I had the same problem with ‘E’ Battery Royal Horse Artillery. With help from my pal, Battlefield Bob, I identified conclusively the position that ‘E’ Battery were holding on 22/08/1914 when they fired the first rounds of artillery by the B.E.F. of WW1.
The only company which would transport 6 x 13-pounder blank rounds across the Channel charged £5000. Battlefield Bob, retired police officer and Captain in the T.A. said he’d have taken them in his car for nothing
I was asked to give a talk to the battery before we went to Belgium for the 100th anniversary commem. It comprised of 1] Reasons behind out break of WW1. 2] Outbreak of hostilities 3] Deployment of armies 4] Deployment of 3rd Cavary Brigade, including R.H.A. …
I submitted my talk to the Battery Captain i/c this event.
“Chris, this is all very good but we are dealing here with men of very limited intelligence.”
"But this is the Royal Horse Artillery … "!
“Yup. That’s who we get, these days”
I didn’t see how I could dumb this down to ‘limited intelligence’ level . I finally came up with a sort of cartoon show. The Battery Commander was very pleased.
I think that’s going a bit far, you’ll catch a chill.
That’s called being Scottish
Or Yorkshire/Public School cold baths every morning 12/12
I have Scottish roots on my father’s side, and French on my mother’s. I’m pretty tough, still! I have camped in snow somewhere high up in Switzerland and in sweltering heat in Italy. A tepid French house isn’t so bad. Makes me think of those in much less fortunate circumstances, out in the cold.
Not likely. I don’t get chills, colds or the flu. The worst part of being in a cold house is getting out of a warm bed! But once dressed all is well…
Hopefully the central heating will be up and running properly soon.

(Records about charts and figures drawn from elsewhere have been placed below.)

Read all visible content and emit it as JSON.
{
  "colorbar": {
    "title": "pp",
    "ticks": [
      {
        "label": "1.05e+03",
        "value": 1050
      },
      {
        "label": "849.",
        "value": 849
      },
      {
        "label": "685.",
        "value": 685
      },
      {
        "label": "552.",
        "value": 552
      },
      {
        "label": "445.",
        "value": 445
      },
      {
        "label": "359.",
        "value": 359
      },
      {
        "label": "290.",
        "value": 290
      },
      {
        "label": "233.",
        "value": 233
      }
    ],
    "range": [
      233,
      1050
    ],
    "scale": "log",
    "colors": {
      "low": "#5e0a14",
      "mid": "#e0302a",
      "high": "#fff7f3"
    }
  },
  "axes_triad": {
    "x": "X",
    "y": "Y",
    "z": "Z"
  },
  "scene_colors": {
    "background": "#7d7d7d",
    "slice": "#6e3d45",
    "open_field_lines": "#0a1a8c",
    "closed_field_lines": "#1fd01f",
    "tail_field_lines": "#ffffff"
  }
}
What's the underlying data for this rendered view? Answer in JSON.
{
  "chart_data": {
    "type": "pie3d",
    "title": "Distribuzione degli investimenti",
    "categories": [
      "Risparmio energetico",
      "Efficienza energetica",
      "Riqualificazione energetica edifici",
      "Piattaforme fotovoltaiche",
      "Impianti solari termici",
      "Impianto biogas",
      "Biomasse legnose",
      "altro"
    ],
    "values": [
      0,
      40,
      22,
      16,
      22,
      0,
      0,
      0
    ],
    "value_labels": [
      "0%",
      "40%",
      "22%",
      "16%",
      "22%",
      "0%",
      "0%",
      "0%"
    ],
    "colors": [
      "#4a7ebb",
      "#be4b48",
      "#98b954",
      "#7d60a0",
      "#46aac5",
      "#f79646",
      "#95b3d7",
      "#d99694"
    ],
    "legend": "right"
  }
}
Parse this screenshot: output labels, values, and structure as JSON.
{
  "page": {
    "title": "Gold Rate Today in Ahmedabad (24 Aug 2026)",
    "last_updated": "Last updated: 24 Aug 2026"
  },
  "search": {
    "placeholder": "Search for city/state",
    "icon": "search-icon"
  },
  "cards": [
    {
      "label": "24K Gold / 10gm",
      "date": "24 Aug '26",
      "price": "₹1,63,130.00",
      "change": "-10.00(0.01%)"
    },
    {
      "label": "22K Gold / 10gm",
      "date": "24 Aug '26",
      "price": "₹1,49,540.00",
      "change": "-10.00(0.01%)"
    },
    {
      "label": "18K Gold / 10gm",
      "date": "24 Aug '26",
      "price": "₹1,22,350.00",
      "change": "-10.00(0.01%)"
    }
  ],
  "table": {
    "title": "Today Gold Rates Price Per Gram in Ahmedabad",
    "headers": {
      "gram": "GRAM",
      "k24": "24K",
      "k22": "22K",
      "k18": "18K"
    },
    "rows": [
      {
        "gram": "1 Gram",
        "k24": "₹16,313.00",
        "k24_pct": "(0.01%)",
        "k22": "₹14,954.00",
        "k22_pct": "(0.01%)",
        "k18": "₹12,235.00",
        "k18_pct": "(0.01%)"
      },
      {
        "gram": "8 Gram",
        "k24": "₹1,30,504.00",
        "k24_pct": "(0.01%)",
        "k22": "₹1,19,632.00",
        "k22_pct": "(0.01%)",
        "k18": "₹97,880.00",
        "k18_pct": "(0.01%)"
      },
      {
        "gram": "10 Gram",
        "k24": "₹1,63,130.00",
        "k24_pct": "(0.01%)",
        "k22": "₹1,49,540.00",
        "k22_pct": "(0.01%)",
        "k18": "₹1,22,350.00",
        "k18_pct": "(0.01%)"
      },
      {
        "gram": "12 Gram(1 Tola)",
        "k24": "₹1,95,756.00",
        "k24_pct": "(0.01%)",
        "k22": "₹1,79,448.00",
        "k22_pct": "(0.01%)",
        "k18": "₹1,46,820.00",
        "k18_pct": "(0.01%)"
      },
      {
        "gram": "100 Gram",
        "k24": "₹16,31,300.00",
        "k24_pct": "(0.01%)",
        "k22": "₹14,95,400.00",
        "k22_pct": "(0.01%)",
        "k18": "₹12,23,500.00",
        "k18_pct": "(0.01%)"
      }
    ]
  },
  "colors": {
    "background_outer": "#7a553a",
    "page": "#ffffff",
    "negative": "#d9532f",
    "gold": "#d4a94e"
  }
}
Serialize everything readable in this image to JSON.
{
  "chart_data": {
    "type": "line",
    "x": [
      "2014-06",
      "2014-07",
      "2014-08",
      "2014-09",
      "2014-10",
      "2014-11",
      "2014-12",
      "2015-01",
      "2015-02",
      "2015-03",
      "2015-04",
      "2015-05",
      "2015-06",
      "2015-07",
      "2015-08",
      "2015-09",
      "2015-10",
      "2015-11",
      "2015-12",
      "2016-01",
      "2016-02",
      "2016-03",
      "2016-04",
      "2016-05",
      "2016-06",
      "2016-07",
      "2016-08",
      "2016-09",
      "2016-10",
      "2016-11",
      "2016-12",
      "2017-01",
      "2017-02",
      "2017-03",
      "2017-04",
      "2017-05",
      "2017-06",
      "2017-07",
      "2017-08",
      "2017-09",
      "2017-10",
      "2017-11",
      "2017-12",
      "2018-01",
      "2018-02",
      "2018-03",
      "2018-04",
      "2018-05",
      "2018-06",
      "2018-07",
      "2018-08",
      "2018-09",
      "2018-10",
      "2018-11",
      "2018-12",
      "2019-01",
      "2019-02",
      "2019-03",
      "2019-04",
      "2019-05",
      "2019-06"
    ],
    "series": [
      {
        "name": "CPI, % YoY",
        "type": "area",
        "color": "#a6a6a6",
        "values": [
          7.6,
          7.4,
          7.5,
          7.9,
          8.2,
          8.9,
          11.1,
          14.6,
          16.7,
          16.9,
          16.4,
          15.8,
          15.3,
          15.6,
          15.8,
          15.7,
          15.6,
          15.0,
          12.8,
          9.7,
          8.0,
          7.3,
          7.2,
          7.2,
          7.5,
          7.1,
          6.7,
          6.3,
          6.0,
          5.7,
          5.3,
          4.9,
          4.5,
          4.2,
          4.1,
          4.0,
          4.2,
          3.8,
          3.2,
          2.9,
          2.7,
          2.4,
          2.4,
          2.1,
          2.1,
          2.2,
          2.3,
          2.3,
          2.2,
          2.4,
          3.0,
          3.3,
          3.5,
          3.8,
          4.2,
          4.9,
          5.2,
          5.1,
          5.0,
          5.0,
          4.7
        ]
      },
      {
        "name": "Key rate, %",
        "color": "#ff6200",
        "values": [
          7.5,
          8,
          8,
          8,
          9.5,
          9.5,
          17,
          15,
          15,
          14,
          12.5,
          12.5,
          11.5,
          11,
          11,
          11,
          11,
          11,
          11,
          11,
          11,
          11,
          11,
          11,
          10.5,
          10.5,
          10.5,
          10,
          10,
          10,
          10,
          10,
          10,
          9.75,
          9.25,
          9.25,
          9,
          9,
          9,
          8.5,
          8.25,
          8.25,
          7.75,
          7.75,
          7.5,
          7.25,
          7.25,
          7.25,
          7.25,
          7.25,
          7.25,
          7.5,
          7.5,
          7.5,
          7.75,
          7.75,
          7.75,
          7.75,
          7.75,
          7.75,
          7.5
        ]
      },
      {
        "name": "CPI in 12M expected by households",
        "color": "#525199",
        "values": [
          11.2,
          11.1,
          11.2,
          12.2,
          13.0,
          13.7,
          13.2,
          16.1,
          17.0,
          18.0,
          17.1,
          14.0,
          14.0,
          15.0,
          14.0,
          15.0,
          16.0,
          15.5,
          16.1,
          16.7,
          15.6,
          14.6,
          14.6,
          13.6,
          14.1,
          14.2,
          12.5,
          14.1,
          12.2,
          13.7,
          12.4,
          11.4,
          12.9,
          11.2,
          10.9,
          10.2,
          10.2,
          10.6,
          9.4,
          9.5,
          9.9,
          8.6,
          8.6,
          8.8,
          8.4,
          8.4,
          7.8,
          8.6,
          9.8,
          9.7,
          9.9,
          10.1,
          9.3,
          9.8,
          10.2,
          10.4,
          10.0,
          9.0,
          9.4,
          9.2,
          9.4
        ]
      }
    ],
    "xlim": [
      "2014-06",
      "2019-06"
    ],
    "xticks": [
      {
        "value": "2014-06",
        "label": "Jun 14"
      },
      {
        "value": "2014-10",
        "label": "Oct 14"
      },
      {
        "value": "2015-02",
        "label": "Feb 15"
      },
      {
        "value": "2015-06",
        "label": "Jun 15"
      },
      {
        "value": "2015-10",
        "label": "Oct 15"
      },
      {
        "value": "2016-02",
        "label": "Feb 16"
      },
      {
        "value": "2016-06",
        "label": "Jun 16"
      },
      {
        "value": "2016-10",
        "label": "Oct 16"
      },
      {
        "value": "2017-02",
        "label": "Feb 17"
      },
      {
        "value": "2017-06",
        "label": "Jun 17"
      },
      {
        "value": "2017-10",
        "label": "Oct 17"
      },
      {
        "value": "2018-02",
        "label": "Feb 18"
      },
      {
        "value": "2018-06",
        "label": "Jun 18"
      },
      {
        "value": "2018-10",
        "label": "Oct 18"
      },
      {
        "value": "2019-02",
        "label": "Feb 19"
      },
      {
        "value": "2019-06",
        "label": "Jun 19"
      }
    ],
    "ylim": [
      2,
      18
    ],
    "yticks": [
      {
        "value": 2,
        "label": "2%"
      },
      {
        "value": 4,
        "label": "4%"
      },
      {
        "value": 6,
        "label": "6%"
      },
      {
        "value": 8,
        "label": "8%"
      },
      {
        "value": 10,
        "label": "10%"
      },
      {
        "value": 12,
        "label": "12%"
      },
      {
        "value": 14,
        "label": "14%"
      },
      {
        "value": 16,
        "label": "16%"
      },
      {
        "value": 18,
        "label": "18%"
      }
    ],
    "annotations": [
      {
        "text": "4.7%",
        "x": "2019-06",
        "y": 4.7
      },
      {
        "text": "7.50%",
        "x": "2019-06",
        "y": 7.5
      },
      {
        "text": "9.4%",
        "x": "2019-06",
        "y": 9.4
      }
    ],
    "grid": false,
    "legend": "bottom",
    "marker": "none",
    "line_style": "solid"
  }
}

One of the reasons that military historians often overlook is that politicians of that generation were unused to making snap decisions in the new age of instant communication by telegraph and telephone. Consequently many old alliances and treaties were triggered on the spot without the period of reflection that had previously been the case. (Paul Virillio)
Sadly it seemed that no explication to the rank and file of ‘E’ Battery, R.H.A. at a level above comic book would be understood. I was stunned …
What kind of belts are they, do they buckle at the back?
I have noticed the RHA buckle their stable belts on the side. We buckled ours on the front but each to each. Mine’s in the dressing-up box now
Never been in the army, but I was in the Terriers many years ago and I don’t even remember being given a belt at all. Maybe as it was the RE they expected us to make our own.
Back to the RHA. Obviously that is the way they must be, but do most buckle at the front, and then slide it round?
But a double buckle, that’s very swish, I bet their motto is ‘They can take our lives but they will never take our trousers’.
The story I like best to illustrate the wonderful way we Brit have with humour [“The French have their wine. The British have their humour” M.Macron] concerns soldiers’ belts.
In WW1 German soldiers’ belt buckles were thus
On the front somewhere, in bitter cold, the Germans hoisted a sign on a stick “Gott Mit Uns”
The Tommies replied with a sign of their own. Up went “We Got Mittens, Too!”
Don’t they all have double buckles? Super comfortable and no big buckle to snag.
Bloody freezing here, I’m going to light the 2nd fire!